When I started to try this, though, everything I did seemed to just display a blank screen.  My app would start, and the window would come up, but the graphics weren’t drawn into it.  I looked at several samples—many of which were all in xaml—and you’d think that they would convert easily to code since xaml is just a straightforward mapping onto object creation after all, but I just couldn’t make it work.  After much banging my head on the wall and searching on the net I eventually discovered that one of the main places I was looking, MSDN, had a sample with code shown on the help page that was incomplete.  There was a small link to another page where you could go download the full sample, which worked fine.  So a fair amount of scratching my head and trial and error later led me to the discovery of what was in that sample which was missing from my code.  Hopefully this post will help some other poor wpf graphics programmer figure out their problem sooner.

It turns out that the key to my whole mess was creating the “visual host” control which would contain my drawing.  This control inherits from FrameworkElement and provides the infrastructure for event handling and other things.  It plays a role much like the canvas in the sample above except that with the canvas, each child is also something that inherits from FrameworkElement whereas when using a VisualDrawing this is the only thing that does that and all of its children are just simple drawing components.  In addition to inheriting from FrameworkElement, the visual host needs to contain a VisualCollection object which is a container for its children.  That much I had working.  The part that had escaped me was that you are also required to override a property and a method from FrameworkElement.  The property is VisualChildrenCount.  It needs a getter and it should just return the count value from the VisualCollection.  The method is GetVisualChild and it just returns the child with the specified index from the VisualCollection.

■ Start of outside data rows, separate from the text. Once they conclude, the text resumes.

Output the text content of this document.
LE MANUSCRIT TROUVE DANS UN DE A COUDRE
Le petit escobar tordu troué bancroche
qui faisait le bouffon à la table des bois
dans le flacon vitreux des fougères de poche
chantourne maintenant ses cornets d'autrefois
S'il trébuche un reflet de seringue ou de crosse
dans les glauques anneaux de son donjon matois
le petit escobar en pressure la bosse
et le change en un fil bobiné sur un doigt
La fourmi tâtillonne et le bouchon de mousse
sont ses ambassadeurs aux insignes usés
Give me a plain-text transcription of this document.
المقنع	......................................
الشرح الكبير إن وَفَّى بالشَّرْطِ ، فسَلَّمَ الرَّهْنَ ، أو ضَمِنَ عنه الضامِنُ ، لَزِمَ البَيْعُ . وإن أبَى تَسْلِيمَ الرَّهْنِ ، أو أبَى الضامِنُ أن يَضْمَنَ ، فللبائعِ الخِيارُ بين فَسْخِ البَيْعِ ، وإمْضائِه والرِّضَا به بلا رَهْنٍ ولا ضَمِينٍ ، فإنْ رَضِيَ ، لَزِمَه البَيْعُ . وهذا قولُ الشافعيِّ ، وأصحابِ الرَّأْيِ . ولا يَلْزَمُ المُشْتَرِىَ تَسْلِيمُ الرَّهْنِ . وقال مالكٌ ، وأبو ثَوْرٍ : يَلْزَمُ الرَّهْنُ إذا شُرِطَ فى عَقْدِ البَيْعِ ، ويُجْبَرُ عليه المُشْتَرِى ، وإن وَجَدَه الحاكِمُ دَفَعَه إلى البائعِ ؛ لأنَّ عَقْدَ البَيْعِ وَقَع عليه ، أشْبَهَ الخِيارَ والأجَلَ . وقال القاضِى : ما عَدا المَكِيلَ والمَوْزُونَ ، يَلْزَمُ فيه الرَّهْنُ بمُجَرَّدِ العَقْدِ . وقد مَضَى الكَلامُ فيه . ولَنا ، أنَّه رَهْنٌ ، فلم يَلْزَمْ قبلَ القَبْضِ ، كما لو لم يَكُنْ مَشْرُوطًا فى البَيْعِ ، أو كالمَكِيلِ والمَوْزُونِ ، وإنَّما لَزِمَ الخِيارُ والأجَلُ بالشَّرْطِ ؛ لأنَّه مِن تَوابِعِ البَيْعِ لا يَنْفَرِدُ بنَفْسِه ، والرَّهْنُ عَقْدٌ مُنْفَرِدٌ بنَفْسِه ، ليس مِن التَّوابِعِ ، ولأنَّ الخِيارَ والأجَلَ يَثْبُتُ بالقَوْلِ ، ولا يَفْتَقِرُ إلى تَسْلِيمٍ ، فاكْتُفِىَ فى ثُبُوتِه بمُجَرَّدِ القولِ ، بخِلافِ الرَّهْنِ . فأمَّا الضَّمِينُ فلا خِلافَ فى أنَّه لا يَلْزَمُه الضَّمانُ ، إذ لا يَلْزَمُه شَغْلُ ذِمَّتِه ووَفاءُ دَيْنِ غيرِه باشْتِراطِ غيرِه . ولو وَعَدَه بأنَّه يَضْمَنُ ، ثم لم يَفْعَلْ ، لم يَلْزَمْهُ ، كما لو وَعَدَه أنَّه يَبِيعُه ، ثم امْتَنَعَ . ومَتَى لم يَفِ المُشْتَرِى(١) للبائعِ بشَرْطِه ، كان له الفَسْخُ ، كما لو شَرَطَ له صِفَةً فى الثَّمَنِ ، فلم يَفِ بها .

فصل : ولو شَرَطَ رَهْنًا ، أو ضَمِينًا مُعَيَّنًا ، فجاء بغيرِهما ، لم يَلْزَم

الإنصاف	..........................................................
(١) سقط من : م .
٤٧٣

Unfortunately these aren’t abstract so the compiler won’t catch the issue and tell you that you must override them, but if you don’t, then the framework never becomes aware of your child objects and the result is that nothing is displayed.

Once over that hurdle, everything works great.  The final program (equivalent to the one above) looks like this:

 [STAThread]
public static void Main()
{
    var app = new Application();
    var window = new Window();
    var host = new MyVisualHost();

    window.Content = host;
    app.Run(window);
}

public class MyVisualHost : FrameworkElement
{
    private VisualCollection children;
        
    public MyVisualHost()
    {
        children = new VisualCollection(this);

        var visual = new DrawingVisual();
        children.Add(visual);

        using (var dc = visual.RenderOpen())
        {
            dc.DrawLine(new Pen(Brushes.Black, 1), new Point(0, 0), new Point(400, 400));
            dc.DrawLine(new Pen(Brushes.Black, 1), new Point(0, 400), new Point(400, 0));
        }
    }

    protected override int VisualChildrenCount
    {
        get { return children.Count; }
    }

    protected override Visual GetVisualChild(int index)
    {
        if (index < 0 || index >= children.Count)
        {
            throw new ArgumentOutOfRangeException();
        }

        return children[index];
    }
}

As you can see, the structure of the program is very similar to the first sample except that instead of creating a canvas and then adding child line objects to that canvas, I create a new “MyVisualHost” object which in its constructor creates a DrawingVisual, uses that object to get a DrawingContext and then calls methods on the DrawingContext to draw lines.  Everything but the last two methods is fairly easy to find in samples on the net, but if you omit them, your program will compile—it just won’t work.  Lovely.